2023-05-15 ハーバード大学
◆彼らはニット機械を改良し、ニットデザインのためのソフトウェアも開発しました。さまざまな編み構造の特性を評価し、曲がりや掴むなどの動作が可能なソフトロボットのプロトタイプを作成しました。これにより、ソフトロボットの製造において新たな手法が開拓され、産業化が可能になると期待されています。
<関連情報>
- https://seas.harvard.edu/news/2023/05/3d-knitted-robots
- https://onlinelibrary.wiley.com/doi/10.1002/adfm.202212541
空気圧ソフトロボティクスのための3Dニッティング 3D Knitting for Pneumatic Soft Robotics
Vanessa Sanchez, Kausalya Mahadevan, Gabrielle Ohlson, Moritz A. Graule, Michelle C. Yuen, Clark B. Teeple, James C. Weaver, James McCann, Katia Bertoldi, Robert J. Wood
Advanced Functional Materials Published: 23 April 2023
DOI:https://doi.org/10.1002/adfm.202212541
Abstract
Soft robots adapt passively to complex environments due to their inherent compliance, allowing them to interact safely with fragile or irregular objects and traverse uneven terrain. The vast tunability and ubiquity of textiles has enabled new soft robotic capabilities, especially in the field of wearable robots, but existing textile processing techniques (e.g., cut-and-sew, thermal bonding) are limited in terms of rapid, additive, accessible, and waste-free manufacturing. While 3D knitting has the potential to address these limitations, an incomplete understanding of the impact of structure and material on knit-scale mechanical properties and macro-scale device performance has precluded the widespread adoption of knitted robots.
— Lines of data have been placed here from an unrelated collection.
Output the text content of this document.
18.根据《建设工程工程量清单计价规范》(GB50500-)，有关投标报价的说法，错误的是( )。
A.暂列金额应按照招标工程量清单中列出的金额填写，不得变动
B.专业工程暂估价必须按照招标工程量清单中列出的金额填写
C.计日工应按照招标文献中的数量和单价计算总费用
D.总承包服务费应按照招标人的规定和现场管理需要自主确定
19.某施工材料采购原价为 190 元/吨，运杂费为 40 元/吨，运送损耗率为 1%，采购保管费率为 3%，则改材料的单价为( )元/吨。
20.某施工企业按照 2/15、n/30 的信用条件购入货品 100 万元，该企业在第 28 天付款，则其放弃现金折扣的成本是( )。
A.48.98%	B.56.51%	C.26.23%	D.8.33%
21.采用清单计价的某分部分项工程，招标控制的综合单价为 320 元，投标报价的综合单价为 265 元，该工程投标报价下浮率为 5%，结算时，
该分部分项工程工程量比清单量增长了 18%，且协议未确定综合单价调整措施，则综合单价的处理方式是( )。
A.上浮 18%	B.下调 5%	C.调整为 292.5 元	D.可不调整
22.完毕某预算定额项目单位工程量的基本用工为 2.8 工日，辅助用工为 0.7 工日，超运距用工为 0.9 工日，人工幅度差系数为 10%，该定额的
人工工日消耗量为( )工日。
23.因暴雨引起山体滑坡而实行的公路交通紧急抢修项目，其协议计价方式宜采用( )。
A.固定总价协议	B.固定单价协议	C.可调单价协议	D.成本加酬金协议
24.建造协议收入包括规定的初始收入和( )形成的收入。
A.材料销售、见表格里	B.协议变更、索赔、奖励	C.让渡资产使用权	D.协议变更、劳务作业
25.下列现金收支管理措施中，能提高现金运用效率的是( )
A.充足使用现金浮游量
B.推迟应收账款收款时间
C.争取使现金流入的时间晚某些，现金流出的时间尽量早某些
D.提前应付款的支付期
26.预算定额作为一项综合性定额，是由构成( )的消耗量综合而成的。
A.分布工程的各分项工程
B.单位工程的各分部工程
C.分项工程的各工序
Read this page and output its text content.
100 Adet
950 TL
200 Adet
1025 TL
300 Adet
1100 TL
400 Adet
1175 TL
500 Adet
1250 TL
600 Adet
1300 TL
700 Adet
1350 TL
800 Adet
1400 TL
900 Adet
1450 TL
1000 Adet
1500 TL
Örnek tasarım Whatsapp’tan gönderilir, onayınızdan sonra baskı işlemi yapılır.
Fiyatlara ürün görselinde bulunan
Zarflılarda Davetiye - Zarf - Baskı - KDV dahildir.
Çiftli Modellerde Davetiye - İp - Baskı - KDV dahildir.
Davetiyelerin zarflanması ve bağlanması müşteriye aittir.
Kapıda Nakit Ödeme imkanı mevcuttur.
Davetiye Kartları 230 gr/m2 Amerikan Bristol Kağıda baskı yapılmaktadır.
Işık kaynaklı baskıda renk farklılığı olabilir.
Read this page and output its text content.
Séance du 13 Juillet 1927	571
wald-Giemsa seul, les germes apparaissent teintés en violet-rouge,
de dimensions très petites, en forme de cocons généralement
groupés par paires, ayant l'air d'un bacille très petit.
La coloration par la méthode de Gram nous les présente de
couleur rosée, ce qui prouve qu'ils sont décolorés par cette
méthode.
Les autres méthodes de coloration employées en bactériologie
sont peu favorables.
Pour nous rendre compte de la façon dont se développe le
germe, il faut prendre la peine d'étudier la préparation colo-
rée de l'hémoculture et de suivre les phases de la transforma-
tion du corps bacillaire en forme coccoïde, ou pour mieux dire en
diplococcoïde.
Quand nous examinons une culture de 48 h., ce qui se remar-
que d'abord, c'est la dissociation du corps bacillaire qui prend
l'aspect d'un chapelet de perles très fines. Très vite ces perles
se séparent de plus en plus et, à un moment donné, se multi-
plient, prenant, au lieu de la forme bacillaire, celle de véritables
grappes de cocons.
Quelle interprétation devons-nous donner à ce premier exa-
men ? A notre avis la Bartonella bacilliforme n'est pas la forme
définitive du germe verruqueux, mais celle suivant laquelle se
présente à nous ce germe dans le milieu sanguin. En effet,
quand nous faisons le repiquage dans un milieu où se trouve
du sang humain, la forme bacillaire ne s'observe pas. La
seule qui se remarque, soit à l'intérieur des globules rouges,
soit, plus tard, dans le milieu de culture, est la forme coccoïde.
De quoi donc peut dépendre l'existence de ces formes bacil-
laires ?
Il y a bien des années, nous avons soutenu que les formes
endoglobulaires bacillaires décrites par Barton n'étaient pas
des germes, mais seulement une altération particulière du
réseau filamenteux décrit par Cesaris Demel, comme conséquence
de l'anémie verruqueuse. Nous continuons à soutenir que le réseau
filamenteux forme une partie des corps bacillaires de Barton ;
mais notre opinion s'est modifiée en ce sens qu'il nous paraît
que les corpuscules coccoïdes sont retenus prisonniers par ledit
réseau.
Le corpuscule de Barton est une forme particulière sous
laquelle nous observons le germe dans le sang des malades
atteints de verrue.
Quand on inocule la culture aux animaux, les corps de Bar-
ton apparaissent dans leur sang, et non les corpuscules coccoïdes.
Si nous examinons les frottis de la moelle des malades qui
In this work, the roles of knit structure and yarn material properties on textile mechanics spanning three regimes–unfolding, geometric rearrangement, and yarn stretching–are elucidated and shown to be tailorable across unique knit architectures and yarn materials. Based on this understanding, 3D knit soft actuators for extension, contraction, and bending are constructed. Combining these actuation primitives enables the monolithic fabrication of entire soft grippers and robots in a single-step additive manufacturing procedure suitable for a variety of applications. This approach represents a first step in seamlessly “printing” conformal, low-cost, customizable textile-based soft robots on-demand.